National Security Agency Chief Keith Alexander appeared on ABC’s This Week Sunday morning to denounce Moscow-bound Edward Snowden, but was unable to explain how internal security measures failed to prevent Snowden from making off with so much classified material.
“This is an individual who is not acting, in my opinion, with noble intent,” Alexander said of the leaker. “What Snowden has revealed has caused irreversible and significant damage to our country and allies.”
Host George Stephanopoulos asked Alexander if the government knew how Snowden was able to leave Hawaii with the materials he’d taken.
“Clearly the system did not work as it should have,” Alexander said. “This is an individual with top secret clearance whose duty it was to administer these networks. He betrayed that confidence and stole some of our secrets. We are now putting in place actions that would give us the ability to track our system administrators, what they’re doing, what they’re taking, a two-man rule. We’ve changed the passwords. But at the end of the day, we have to trust that our people are going to do the right thing. This is an extremely important mission defending our country.”

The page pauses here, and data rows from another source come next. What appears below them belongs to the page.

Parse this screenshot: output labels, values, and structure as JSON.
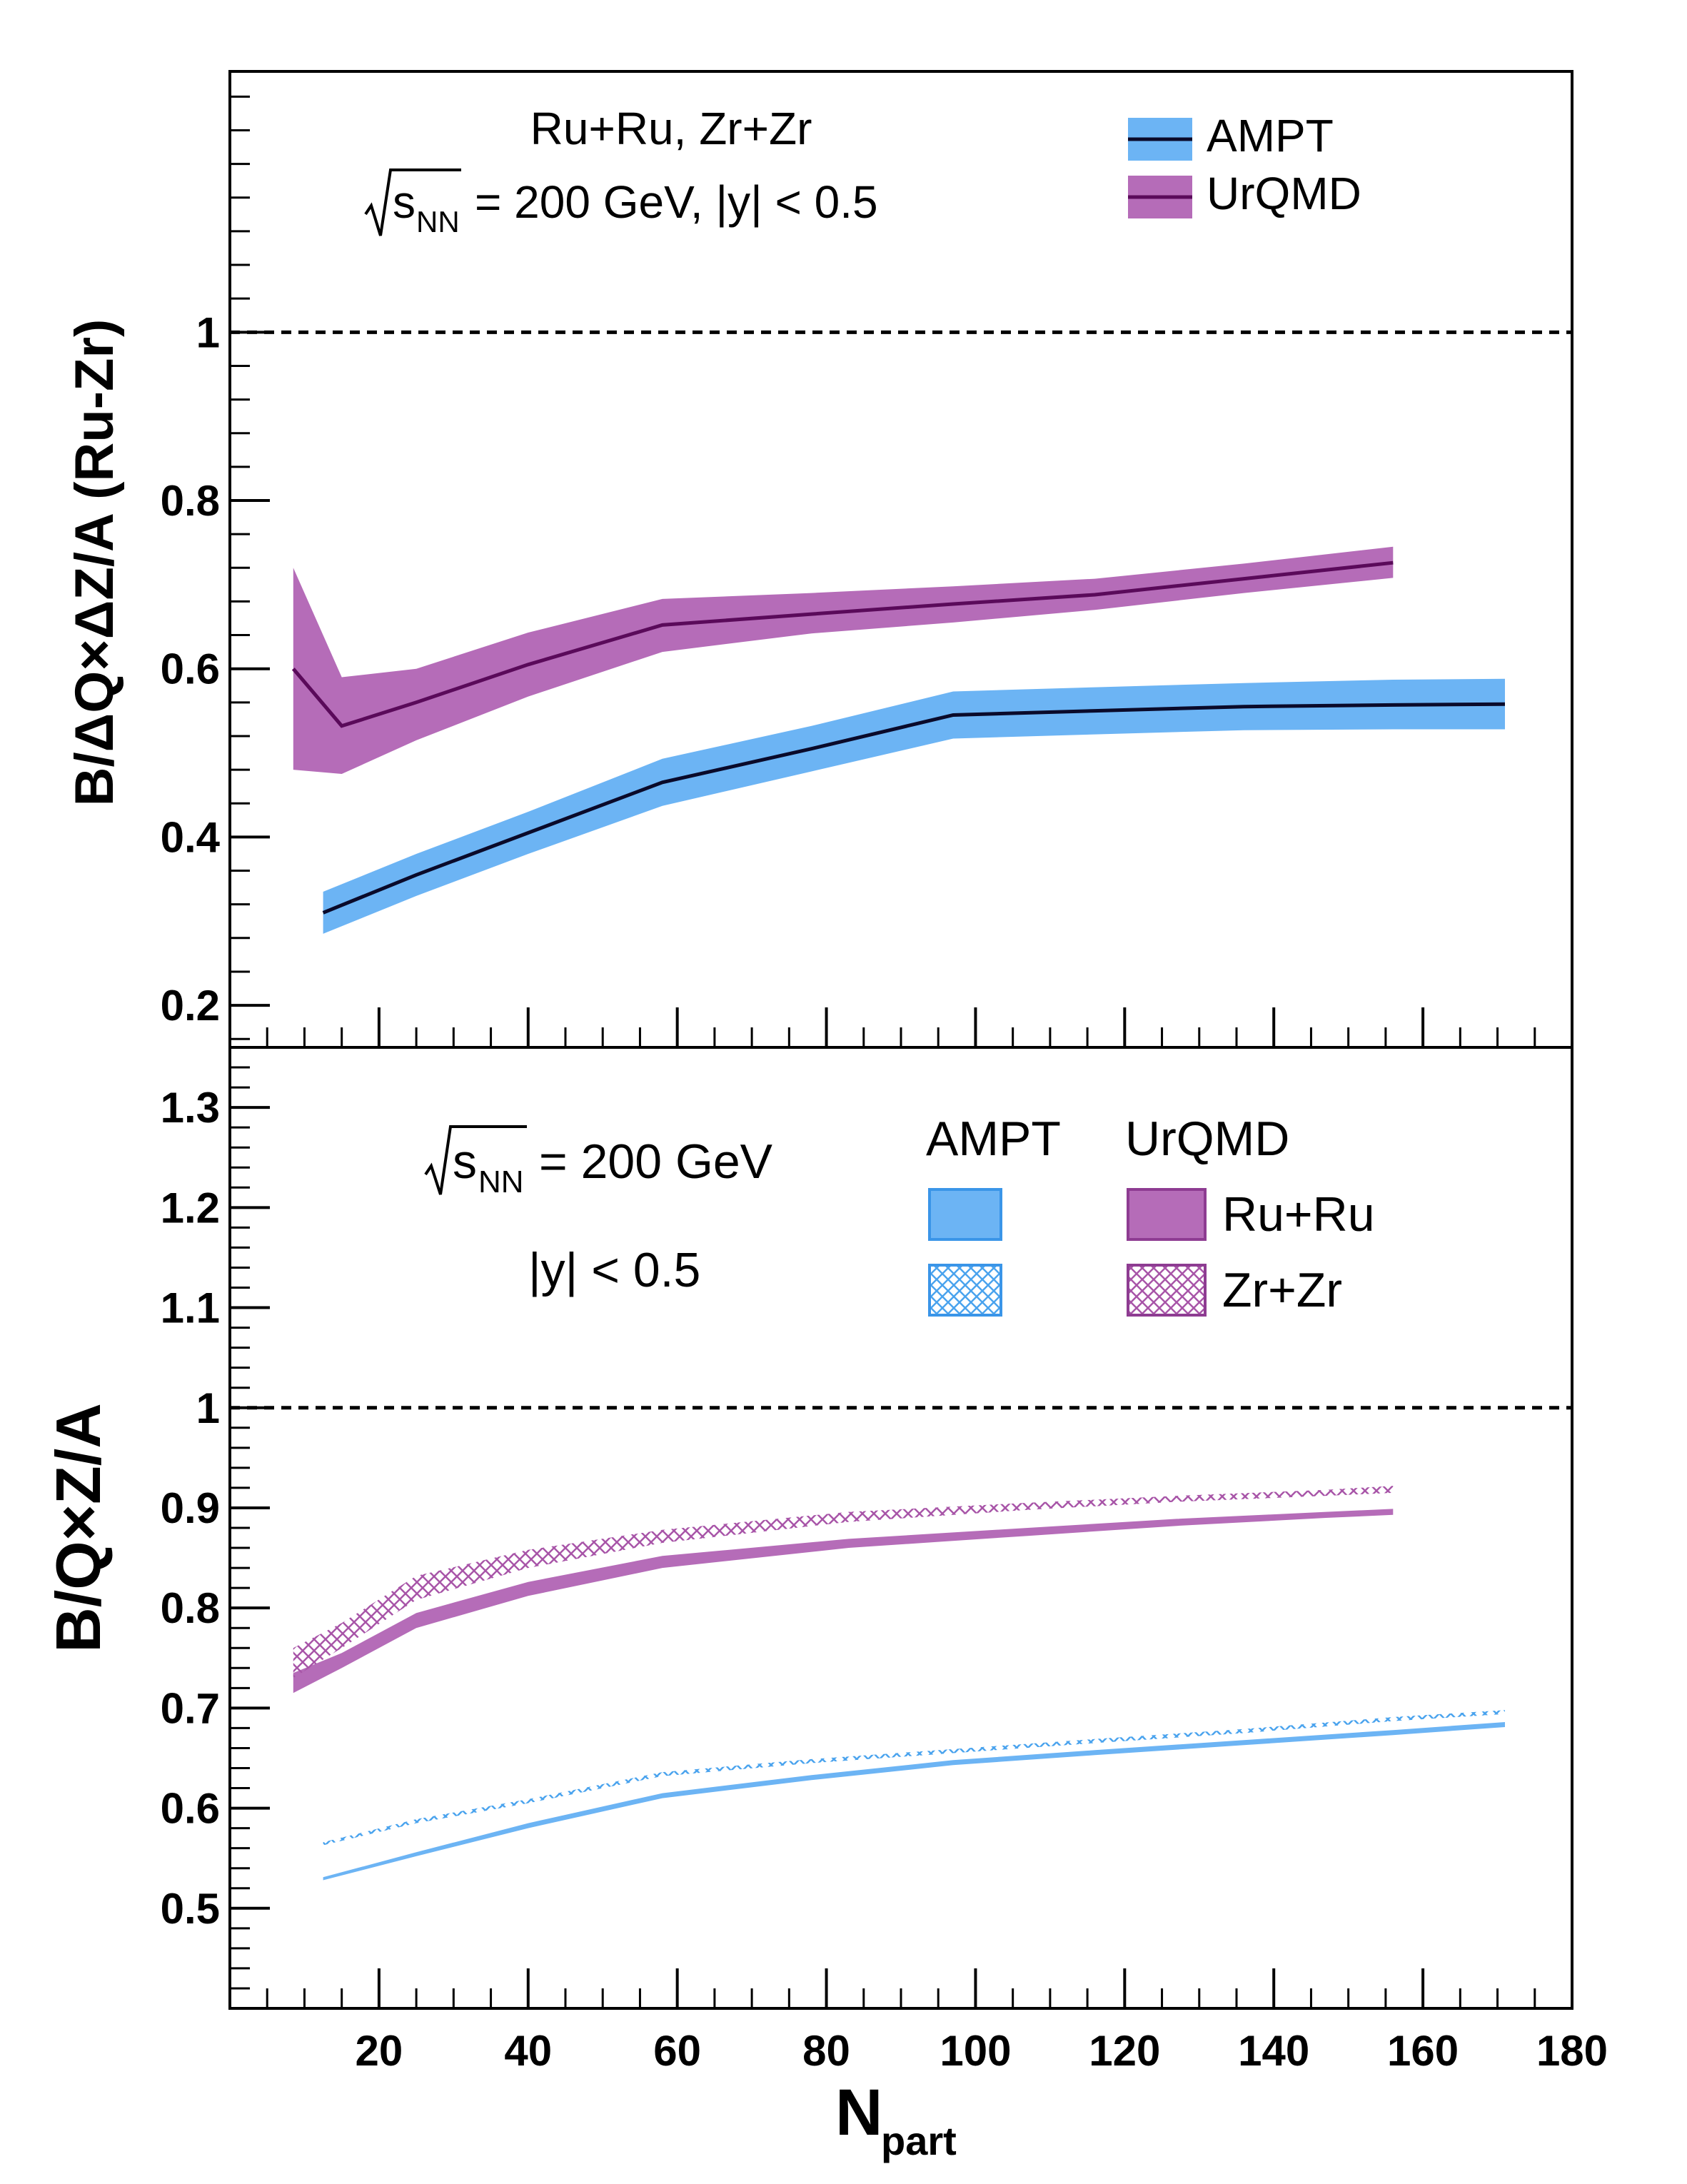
{
  "chart_data": [
    {
      "type": "area",
      "panel": "top",
      "ylabel": "B/ΔQ×ΔZ/A (Ru-Zr)",
      "ylim": [
        0.15,
        1.31
      ],
      "xlim": [
        0,
        180
      ],
      "yticks": [
        0.2,
        0.4,
        0.6,
        0.8,
        1
      ],
      "ytick_labels": [
        "0.2",
        "0.4",
        "0.6",
        "0.8",
        "1"
      ],
      "reference_line": 1,
      "annotations": {
        "line1": "Ru+Ru, Zr+Zr",
        "sqrt_s": "s",
        "sqrt_s_sub": "NN",
        "line2": "=  200 GeV, |y| < 0.5"
      },
      "legend": [
        {
          "name": "AMPT",
          "color": "#6cb4f4",
          "line": "#0a0a2a"
        },
        {
          "name": "UrQMD",
          "color": "#b56cb8",
          "line": "#5a0a5a"
        }
      ],
      "series": [
        {
          "name": "AMPT",
          "x": [
            12.5,
            25,
            40,
            58,
            78,
            97,
            116,
            136,
            156,
            171
          ],
          "y": [
            0.31,
            0.355,
            0.405,
            0.465,
            0.505,
            0.545,
            0.55,
            0.555,
            0.557,
            0.558
          ],
          "lo": [
            0.285,
            0.33,
            0.38,
            0.437,
            0.478,
            0.517,
            0.522,
            0.527,
            0.528,
            0.528
          ],
          "hi": [
            0.335,
            0.38,
            0.43,
            0.493,
            0.532,
            0.573,
            0.578,
            0.583,
            0.587,
            0.588
          ]
        },
        {
          "name": "UrQMD",
          "x": [
            8.5,
            15,
            25,
            40,
            58,
            78,
            97,
            116,
            136,
            156
          ],
          "y": [
            0.6,
            0.532,
            0.56,
            0.605,
            0.652,
            0.665,
            0.677,
            0.688,
            0.707,
            0.726
          ],
          "lo": [
            0.48,
            0.475,
            0.515,
            0.567,
            0.62,
            0.642,
            0.655,
            0.67,
            0.69,
            0.708
          ],
          "hi": [
            0.72,
            0.59,
            0.6,
            0.643,
            0.683,
            0.69,
            0.698,
            0.707,
            0.725,
            0.745
          ]
        }
      ]
    },
    {
      "type": "area",
      "panel": "bottom",
      "xlabel": "N",
      "xlabel_sub": "part",
      "ylabel": "B/Q×Z/A",
      "ylim": [
        0.4,
        1.36
      ],
      "xlim": [
        0,
        180
      ],
      "xticks": [
        20,
        40,
        60,
        80,
        100,
        120,
        140,
        160,
        180
      ],
      "xtick_labels": [
        "20",
        "40",
        "60",
        "80",
        "100",
        "120",
        "140",
        "160",
        "180"
      ],
      "yticks": [
        0.5,
        0.6,
        0.7,
        0.8,
        0.9,
        1,
        1.1,
        1.2,
        1.3
      ],
      "ytick_labels": [
        "0.5",
        "0.6",
        "0.7",
        "0.8",
        "0.9",
        "1",
        "1.1",
        "1.2",
        "1.3"
      ],
      "reference_line": 1,
      "annotations": {
        "sqrt_s": "s",
        "sqrt_s_sub": "NN",
        "energy": "=  200 GeV",
        "rapidity": "|y| < 0.5"
      },
      "legend": {
        "col_ampt": "AMPT",
        "col_urqmd": "UrQMD",
        "row_ru": "Ru+Ru",
        "row_zr": "Zr+Zr",
        "ampt_color": "#6cb4f4",
        "urqmd_color": "#b56cb8"
      },
      "series": [
        {
          "name": "UrQMD Ru+Ru",
          "x": [
            8.5,
            15,
            25,
            40,
            58,
            83,
            107,
            127,
            147,
            156
          ],
          "lo": [
            0.715,
            0.74,
            0.78,
            0.812,
            0.84,
            0.86,
            0.872,
            0.882,
            0.89,
            0.893
          ],
          "hi": [
            0.735,
            0.755,
            0.795,
            0.826,
            0.852,
            0.869,
            0.88,
            0.889,
            0.896,
            0.899
          ]
        },
        {
          "name": "UrQMD Zr+Zr",
          "x": [
            8.5,
            15,
            25,
            40,
            58,
            83,
            107,
            127,
            147,
            156
          ],
          "lo": [
            0.73,
            0.76,
            0.808,
            0.84,
            0.865,
            0.886,
            0.898,
            0.906,
            0.912,
            0.915
          ],
          "hi": [
            0.76,
            0.785,
            0.832,
            0.858,
            0.878,
            0.896,
            0.905,
            0.912,
            0.918,
            0.922
          ]
        },
        {
          "name": "AMPT Ru+Ru",
          "x": [
            12.5,
            25,
            40,
            58,
            78,
            97,
            116,
            136,
            156,
            171
          ],
          "lo": [
            0.528,
            0.552,
            0.58,
            0.61,
            0.628,
            0.643,
            0.653,
            0.663,
            0.673,
            0.681
          ],
          "hi": [
            0.531,
            0.556,
            0.585,
            0.615,
            0.633,
            0.648,
            0.658,
            0.668,
            0.678,
            0.686
          ]
        },
        {
          "name": "AMPT Zr+Zr",
          "x": [
            12.5,
            25,
            40,
            58,
            78,
            97,
            116,
            136,
            156,
            171
          ],
          "lo": [
            0.563,
            0.585,
            0.605,
            0.632,
            0.645,
            0.655,
            0.665,
            0.675,
            0.687,
            0.694
          ],
          "hi": [
            0.566,
            0.589,
            0.609,
            0.636,
            0.649,
            0.659,
            0.669,
            0.679,
            0.691,
            0.698
          ]
        }
      ]
    }
  ]
}
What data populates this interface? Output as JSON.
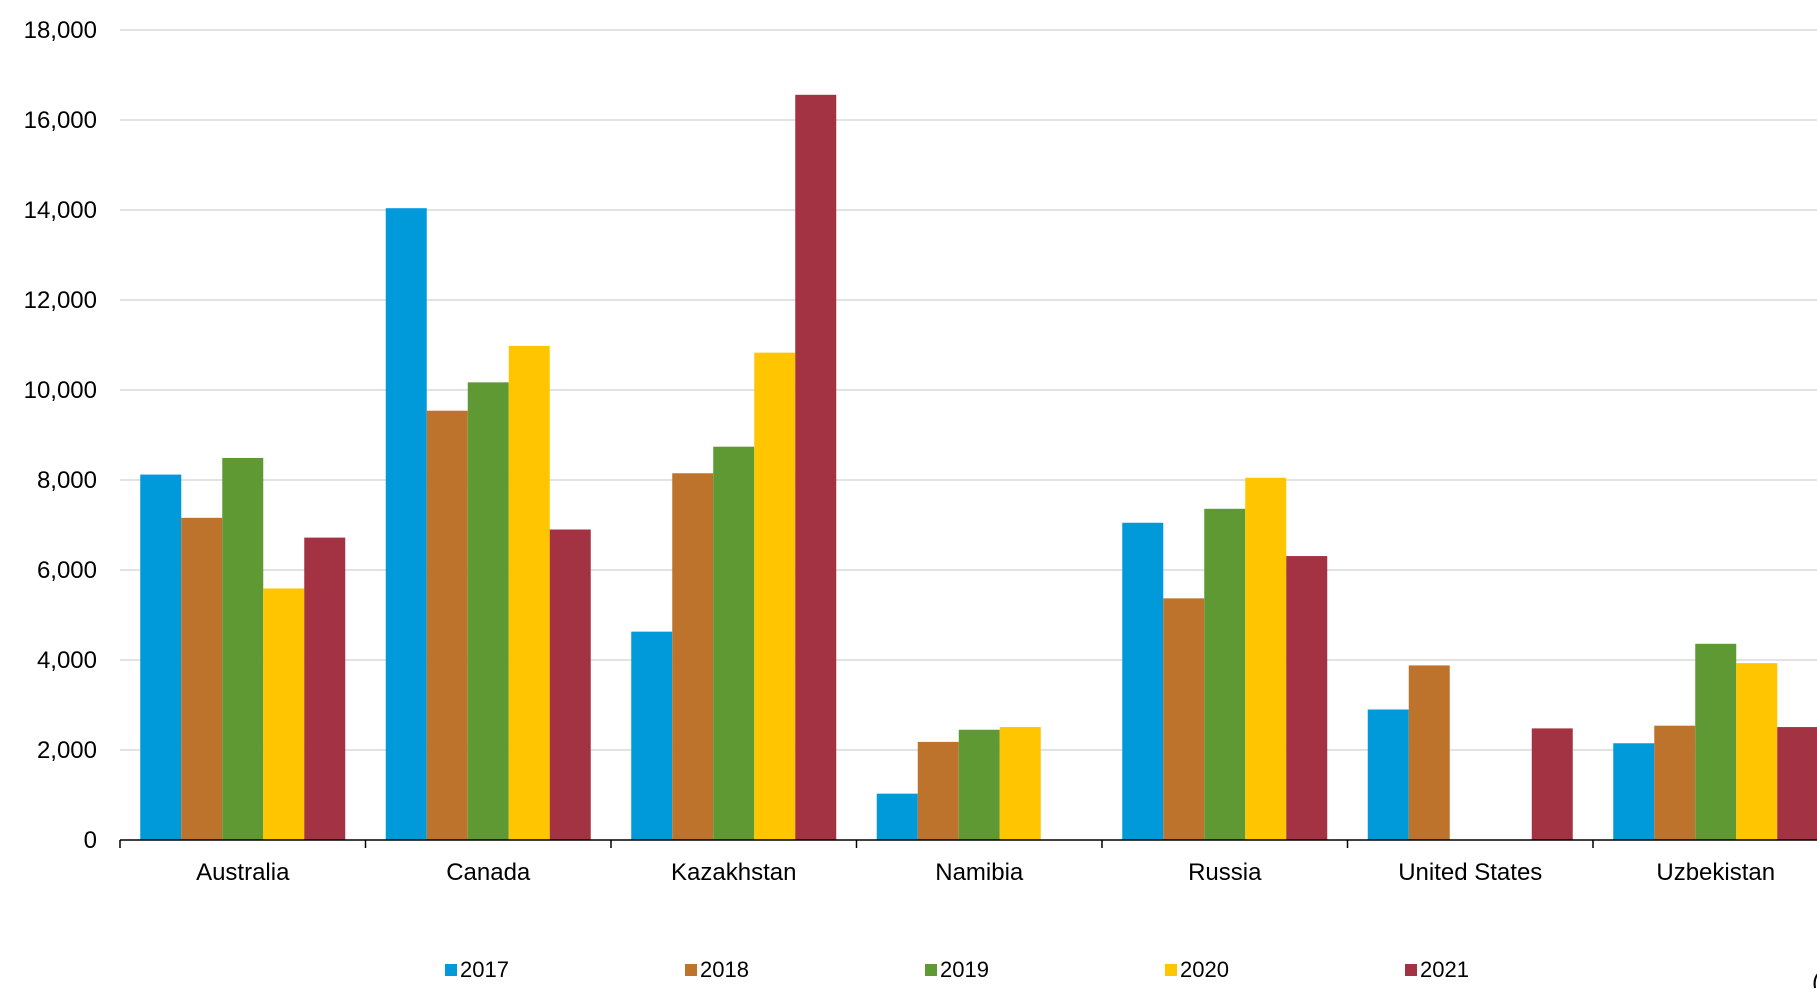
{
  "chart_data": {
    "type": "bar",
    "title": "",
    "xlabel": "",
    "ylabel": "",
    "categories": [
      "Australia",
      "Canada",
      "Kazakhstan",
      "Namibia",
      "Russia",
      "United States",
      "Uzbekistan"
    ],
    "series": [
      {
        "name": "2017",
        "color": "#0099DA",
        "values": [
          8120,
          14040,
          4630,
          1030,
          7050,
          2900,
          2150
        ]
      },
      {
        "name": "2018",
        "color": "#BD732C",
        "values": [
          7160,
          9540,
          8150,
          2180,
          5370,
          3880,
          2540
        ]
      },
      {
        "name": "2019",
        "color": "#5F9933",
        "values": [
          8490,
          10170,
          8740,
          2450,
          7360,
          null,
          4360
        ]
      },
      {
        "name": "2020",
        "color": "#FFC600",
        "values": [
          5590,
          10980,
          10830,
          2510,
          8050,
          null,
          3930
        ]
      },
      {
        "name": "2021",
        "color": "#A33343",
        "values": [
          6720,
          6900,
          16560,
          null,
          6310,
          2480,
          2510
        ]
      }
    ],
    "ylim": [
      0,
      18000
    ],
    "yticks": [
      0,
      2000,
      4000,
      6000,
      8000,
      10000,
      12000,
      14000,
      16000,
      18000
    ],
    "ytick_labels": [
      "0",
      "2,000",
      "4,000",
      "6,000",
      "8,000",
      "10,000",
      "12,000",
      "14,000",
      "16,000",
      "18,000"
    ],
    "grid": true,
    "legend_position": "bottom",
    "stray_text": "("
  }
}
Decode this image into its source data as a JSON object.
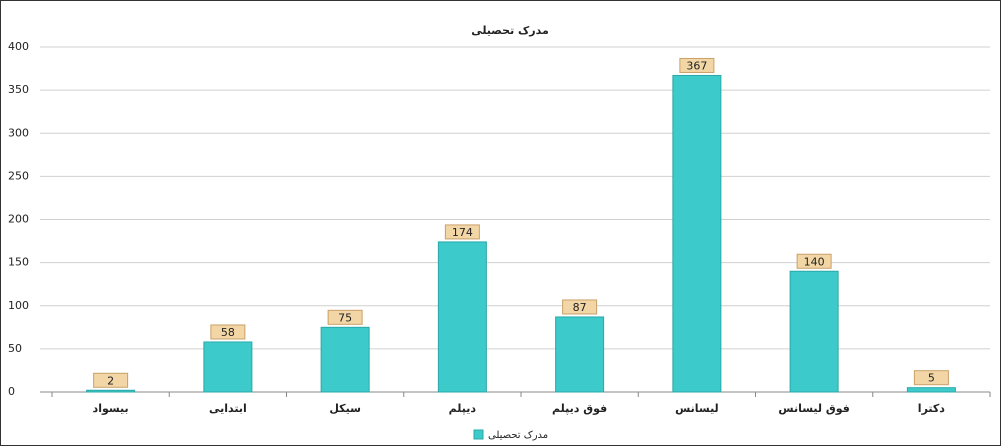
{
  "chart_data": {
    "type": "bar",
    "title": "مدرک تحصیلی",
    "categories": [
      "بیسواد",
      "ابتدایی",
      "سیکل",
      "دیپلم",
      "فوق دیپلم",
      "لیسانس",
      "فوق لیسانس",
      "دکترا"
    ],
    "series": [
      {
        "name": "مدرک تحصیلی",
        "color": "#3ccaca",
        "values": [
          2,
          58,
          75,
          174,
          87,
          367,
          140,
          5
        ]
      }
    ],
    "ylim": [
      0,
      400
    ],
    "yticks": [
      0,
      50,
      100,
      150,
      200,
      250,
      300,
      350,
      400
    ],
    "grid": true,
    "legend": "bottom"
  }
}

“We have interest in those who collect on us as an intelligence agency. But to say that we’re willfully just collecting all sorts of data would give you the impression that we’re just trying to canvas the whole world. The fact is what we’re trying to do is get the information our nation needs, the foreign intelligence, that primary mission, in this case and the case that Snowden has brought up is in defending this nation from a terrorist attack.”
“Are you confident that we have not broken the laws of Hong Kong?” Stephanopoulos asked.
“I’m confident that we’re following the laws that our country has,” Alexander said. “We have a set of laws that guide how NSA acts; we follow those laws.”
Overall, Alexander defended the phone metadata program as entirely within the bounds of law, citing 300 instances in which phone data had been grabbed for fifty cases, ten of which involved a person in the U.S. (like Najibullah Aziz), but that the NSA had never listened in on the phone call of an American citizen.
“We have not, in a single case, had a place where a government official engaged in a willful effort to circumvent or violate the law,” Alexander affirmed. “Zero times have we done that.”
“We’ve got to move this debate from a political debate to a debate on national security, because that’s what we’re talking about and the security of this country.”